Die zeitgenössische irische Schriftstellerin schreibt aus Sicht ihrer Ich-Erzählerin Soldier von den ersten Jahren als junge Mutter. Von der enormen, emotionalen Herausforderung plötzlich für ein kleines, hilfloses Wesen die Verantwortung zu tragen, von dem Gefühl, mit dieser Situation komplett überfordert und alleine zu sein und von der gleichzeitigen unendlichen Liebe für dieses einzigartige Kind.

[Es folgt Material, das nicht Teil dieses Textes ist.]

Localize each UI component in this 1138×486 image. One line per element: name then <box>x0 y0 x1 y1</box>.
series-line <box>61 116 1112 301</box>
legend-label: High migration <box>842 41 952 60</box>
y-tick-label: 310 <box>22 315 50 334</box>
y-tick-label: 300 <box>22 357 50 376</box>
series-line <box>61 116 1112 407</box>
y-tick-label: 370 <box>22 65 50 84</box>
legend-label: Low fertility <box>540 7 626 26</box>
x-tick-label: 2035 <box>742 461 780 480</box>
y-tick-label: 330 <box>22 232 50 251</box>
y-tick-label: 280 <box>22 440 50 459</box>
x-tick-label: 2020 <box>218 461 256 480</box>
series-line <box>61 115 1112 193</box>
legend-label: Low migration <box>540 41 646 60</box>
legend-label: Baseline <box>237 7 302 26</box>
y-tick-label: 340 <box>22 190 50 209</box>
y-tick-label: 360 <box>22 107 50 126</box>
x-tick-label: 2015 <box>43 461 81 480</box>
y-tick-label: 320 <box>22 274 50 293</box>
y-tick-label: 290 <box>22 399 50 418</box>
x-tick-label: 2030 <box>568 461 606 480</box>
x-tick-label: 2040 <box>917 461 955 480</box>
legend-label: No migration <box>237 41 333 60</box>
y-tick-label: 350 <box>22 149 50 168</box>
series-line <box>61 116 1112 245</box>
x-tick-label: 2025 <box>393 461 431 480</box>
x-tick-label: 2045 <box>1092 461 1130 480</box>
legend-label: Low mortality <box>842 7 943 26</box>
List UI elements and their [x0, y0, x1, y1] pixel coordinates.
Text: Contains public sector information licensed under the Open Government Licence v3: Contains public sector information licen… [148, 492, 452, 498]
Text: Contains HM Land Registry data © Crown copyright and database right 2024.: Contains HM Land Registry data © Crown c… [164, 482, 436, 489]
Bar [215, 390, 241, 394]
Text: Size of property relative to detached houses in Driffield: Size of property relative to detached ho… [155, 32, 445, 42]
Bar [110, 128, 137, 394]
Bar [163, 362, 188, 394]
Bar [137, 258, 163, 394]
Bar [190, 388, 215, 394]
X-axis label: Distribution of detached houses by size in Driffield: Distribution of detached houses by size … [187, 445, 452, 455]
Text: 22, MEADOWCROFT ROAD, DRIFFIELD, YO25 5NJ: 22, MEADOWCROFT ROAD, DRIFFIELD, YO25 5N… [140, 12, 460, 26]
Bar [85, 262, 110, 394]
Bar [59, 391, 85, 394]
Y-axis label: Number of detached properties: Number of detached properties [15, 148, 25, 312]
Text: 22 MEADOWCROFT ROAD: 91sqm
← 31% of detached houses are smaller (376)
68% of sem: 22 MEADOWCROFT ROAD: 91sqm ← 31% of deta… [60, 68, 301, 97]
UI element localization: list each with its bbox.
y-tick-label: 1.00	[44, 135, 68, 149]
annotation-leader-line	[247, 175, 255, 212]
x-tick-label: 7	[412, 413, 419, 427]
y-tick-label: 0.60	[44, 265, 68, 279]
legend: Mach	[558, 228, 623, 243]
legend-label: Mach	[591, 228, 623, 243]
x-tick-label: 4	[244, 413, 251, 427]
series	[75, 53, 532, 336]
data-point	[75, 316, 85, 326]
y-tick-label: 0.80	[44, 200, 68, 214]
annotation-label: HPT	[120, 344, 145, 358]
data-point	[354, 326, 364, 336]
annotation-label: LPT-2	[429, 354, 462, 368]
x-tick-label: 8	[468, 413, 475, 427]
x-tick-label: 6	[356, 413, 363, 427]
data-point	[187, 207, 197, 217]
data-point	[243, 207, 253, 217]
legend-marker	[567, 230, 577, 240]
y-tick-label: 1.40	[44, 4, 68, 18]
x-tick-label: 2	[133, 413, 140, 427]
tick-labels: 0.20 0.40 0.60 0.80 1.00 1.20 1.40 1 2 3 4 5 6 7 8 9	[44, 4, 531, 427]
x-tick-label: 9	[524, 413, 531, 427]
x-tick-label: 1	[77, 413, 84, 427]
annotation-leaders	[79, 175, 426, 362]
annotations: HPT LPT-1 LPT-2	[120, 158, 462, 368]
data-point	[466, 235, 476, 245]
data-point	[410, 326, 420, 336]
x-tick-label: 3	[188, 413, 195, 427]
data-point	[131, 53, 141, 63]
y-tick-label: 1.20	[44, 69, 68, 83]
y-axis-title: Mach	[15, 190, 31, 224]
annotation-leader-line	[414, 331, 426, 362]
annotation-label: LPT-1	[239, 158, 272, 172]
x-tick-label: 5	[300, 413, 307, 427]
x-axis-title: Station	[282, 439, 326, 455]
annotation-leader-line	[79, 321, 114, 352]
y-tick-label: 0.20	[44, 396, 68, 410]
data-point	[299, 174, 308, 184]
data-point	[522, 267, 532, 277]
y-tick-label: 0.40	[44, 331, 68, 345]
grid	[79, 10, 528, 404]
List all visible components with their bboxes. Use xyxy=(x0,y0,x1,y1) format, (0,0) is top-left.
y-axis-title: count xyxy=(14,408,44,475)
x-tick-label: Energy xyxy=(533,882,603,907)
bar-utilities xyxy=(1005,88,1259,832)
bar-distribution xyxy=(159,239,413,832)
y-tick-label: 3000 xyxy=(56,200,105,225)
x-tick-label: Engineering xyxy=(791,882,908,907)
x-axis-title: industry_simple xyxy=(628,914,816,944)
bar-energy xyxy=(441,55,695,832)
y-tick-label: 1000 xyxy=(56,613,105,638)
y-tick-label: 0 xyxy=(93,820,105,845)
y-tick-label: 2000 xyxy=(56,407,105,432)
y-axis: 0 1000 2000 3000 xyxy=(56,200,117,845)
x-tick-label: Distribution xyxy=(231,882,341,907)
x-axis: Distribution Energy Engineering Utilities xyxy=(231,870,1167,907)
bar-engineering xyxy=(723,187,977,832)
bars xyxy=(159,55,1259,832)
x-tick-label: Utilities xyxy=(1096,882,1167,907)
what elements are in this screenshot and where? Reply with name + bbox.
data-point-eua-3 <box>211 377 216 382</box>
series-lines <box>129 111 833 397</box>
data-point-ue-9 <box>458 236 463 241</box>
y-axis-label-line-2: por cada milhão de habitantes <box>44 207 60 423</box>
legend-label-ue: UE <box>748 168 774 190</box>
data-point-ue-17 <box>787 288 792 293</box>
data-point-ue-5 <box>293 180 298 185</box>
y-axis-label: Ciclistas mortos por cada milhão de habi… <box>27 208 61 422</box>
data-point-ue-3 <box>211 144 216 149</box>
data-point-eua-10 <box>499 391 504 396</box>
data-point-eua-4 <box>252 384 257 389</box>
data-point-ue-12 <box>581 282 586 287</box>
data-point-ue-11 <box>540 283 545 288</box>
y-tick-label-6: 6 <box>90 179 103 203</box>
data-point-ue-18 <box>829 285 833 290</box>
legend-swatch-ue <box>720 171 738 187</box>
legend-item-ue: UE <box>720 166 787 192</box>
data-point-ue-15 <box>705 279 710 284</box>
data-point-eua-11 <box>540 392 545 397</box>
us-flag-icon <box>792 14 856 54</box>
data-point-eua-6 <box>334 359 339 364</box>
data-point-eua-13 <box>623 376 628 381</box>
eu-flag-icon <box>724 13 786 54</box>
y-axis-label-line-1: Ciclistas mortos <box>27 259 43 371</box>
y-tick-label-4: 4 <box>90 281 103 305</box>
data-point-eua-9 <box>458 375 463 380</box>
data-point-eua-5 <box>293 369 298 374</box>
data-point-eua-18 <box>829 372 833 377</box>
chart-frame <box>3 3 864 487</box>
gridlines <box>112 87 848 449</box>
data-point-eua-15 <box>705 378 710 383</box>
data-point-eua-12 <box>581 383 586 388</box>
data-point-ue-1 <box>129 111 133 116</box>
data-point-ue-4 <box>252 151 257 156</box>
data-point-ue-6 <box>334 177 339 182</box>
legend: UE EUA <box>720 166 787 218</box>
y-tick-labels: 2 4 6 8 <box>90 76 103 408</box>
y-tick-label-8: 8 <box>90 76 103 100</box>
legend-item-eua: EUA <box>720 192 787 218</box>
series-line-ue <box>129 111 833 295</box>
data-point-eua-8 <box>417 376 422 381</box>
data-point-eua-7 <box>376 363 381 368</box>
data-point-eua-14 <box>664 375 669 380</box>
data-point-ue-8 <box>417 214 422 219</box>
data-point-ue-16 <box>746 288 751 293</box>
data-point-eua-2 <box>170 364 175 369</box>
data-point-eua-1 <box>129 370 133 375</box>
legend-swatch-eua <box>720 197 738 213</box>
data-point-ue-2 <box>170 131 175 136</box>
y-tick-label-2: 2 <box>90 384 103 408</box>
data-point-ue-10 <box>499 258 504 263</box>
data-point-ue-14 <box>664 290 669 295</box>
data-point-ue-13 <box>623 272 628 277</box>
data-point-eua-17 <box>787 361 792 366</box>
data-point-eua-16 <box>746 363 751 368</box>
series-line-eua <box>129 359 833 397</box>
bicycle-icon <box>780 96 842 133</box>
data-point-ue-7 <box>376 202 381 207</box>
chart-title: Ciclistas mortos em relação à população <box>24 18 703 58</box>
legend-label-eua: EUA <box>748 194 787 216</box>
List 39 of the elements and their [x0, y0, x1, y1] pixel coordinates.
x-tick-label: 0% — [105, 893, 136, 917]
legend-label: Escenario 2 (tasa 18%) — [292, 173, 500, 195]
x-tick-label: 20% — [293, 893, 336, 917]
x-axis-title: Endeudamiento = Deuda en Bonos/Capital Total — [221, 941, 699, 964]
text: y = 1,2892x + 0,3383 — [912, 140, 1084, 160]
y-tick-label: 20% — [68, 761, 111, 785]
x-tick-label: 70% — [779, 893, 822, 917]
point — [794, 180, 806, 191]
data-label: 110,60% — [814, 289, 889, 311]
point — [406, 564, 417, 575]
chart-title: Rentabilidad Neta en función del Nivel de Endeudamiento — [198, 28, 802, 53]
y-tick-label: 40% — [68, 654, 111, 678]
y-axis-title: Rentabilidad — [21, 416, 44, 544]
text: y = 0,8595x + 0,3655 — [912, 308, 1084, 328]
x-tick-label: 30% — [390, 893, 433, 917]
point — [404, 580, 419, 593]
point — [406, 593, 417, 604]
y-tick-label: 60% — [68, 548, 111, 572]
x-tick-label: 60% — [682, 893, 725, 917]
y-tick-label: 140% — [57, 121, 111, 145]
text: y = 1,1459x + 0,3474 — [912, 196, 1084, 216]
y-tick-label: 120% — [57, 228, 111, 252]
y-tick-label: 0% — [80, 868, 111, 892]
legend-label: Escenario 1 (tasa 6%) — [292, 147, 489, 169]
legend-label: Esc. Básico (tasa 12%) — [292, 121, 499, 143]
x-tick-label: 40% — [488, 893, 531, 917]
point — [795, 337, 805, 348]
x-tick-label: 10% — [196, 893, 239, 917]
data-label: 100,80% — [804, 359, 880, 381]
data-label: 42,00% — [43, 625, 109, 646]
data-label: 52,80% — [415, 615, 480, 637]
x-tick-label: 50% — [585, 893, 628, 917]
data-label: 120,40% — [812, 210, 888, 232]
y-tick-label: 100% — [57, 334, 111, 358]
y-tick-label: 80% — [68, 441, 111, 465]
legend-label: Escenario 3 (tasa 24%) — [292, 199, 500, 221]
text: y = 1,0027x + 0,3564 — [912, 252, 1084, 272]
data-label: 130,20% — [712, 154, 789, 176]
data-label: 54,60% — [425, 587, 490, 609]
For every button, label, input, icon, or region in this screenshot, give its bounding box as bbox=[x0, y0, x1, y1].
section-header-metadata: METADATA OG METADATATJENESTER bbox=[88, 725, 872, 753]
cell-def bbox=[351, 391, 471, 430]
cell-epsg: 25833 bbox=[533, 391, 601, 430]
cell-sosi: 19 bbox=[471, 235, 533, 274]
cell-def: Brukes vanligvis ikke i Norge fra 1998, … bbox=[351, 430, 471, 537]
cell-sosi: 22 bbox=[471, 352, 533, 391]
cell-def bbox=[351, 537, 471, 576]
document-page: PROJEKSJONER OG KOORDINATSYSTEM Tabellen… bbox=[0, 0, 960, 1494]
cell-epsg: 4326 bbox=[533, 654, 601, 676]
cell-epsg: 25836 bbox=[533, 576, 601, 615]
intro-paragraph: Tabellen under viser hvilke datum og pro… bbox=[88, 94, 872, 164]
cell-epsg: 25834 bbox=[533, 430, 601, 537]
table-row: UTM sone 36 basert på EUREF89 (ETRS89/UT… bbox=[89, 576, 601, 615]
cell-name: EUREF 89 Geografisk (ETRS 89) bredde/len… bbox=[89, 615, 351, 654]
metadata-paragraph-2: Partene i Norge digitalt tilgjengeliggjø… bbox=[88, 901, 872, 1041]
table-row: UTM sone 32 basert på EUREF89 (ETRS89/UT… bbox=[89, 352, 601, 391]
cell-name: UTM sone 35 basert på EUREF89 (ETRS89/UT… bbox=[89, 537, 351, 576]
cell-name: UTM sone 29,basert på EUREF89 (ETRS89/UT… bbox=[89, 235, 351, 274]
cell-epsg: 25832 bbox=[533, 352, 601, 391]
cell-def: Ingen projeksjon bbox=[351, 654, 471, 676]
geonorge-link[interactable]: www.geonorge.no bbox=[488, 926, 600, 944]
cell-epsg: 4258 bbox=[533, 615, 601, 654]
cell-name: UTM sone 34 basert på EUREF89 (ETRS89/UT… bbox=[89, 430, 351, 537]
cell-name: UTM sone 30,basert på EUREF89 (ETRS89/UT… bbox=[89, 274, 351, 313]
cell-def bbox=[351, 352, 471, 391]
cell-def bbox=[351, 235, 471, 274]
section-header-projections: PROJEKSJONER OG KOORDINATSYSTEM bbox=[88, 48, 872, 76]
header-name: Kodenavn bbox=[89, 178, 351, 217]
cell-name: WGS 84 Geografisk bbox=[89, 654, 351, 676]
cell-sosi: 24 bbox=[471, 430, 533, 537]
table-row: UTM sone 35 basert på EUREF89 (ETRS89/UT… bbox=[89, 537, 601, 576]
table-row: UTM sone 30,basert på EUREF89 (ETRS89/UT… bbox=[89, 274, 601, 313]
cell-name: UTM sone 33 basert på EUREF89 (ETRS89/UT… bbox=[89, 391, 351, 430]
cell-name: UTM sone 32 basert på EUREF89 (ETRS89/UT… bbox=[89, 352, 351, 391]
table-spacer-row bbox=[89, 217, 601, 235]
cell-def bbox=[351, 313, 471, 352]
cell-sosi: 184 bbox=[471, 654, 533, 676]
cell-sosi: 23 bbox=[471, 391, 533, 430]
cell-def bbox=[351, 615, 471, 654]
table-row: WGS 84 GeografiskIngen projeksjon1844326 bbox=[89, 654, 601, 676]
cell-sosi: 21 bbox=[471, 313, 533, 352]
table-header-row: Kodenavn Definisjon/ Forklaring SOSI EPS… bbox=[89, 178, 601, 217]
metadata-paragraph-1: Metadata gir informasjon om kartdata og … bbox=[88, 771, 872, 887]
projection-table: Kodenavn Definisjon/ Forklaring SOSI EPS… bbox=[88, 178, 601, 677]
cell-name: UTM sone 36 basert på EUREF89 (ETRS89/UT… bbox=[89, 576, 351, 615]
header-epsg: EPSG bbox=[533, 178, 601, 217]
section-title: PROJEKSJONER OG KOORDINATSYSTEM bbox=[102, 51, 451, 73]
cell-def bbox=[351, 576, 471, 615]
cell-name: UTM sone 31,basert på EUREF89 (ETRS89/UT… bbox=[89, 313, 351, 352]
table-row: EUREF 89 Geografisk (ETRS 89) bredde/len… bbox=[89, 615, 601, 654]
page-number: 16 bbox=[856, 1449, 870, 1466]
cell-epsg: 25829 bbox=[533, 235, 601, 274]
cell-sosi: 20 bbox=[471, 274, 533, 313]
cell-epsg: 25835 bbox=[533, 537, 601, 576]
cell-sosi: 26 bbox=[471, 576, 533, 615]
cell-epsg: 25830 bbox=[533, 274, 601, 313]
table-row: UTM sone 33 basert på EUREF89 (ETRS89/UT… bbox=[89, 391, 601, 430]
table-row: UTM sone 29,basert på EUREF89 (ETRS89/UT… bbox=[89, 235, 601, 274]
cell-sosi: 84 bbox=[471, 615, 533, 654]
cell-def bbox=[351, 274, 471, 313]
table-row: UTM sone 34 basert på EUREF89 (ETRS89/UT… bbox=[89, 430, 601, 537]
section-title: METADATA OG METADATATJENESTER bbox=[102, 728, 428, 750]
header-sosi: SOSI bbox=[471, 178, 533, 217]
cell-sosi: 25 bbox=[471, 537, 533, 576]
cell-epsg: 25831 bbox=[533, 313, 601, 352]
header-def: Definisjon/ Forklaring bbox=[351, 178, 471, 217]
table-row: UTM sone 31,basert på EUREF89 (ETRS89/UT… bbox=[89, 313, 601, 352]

Kinderhaben ist ein Kinderspiel?
Und auch von den übermächtigen Wutgefühlen und dem Neid, den Soldier für ihren Mann empfindet, denn für ihn hat sich das Leben nicht um 180° gedreht. Er geht weiter auf die Arbeit und kann Soldiers Schwierigkeiten den Alltag mit einem Baby zu bewältigen nur schwer nachvollziehen.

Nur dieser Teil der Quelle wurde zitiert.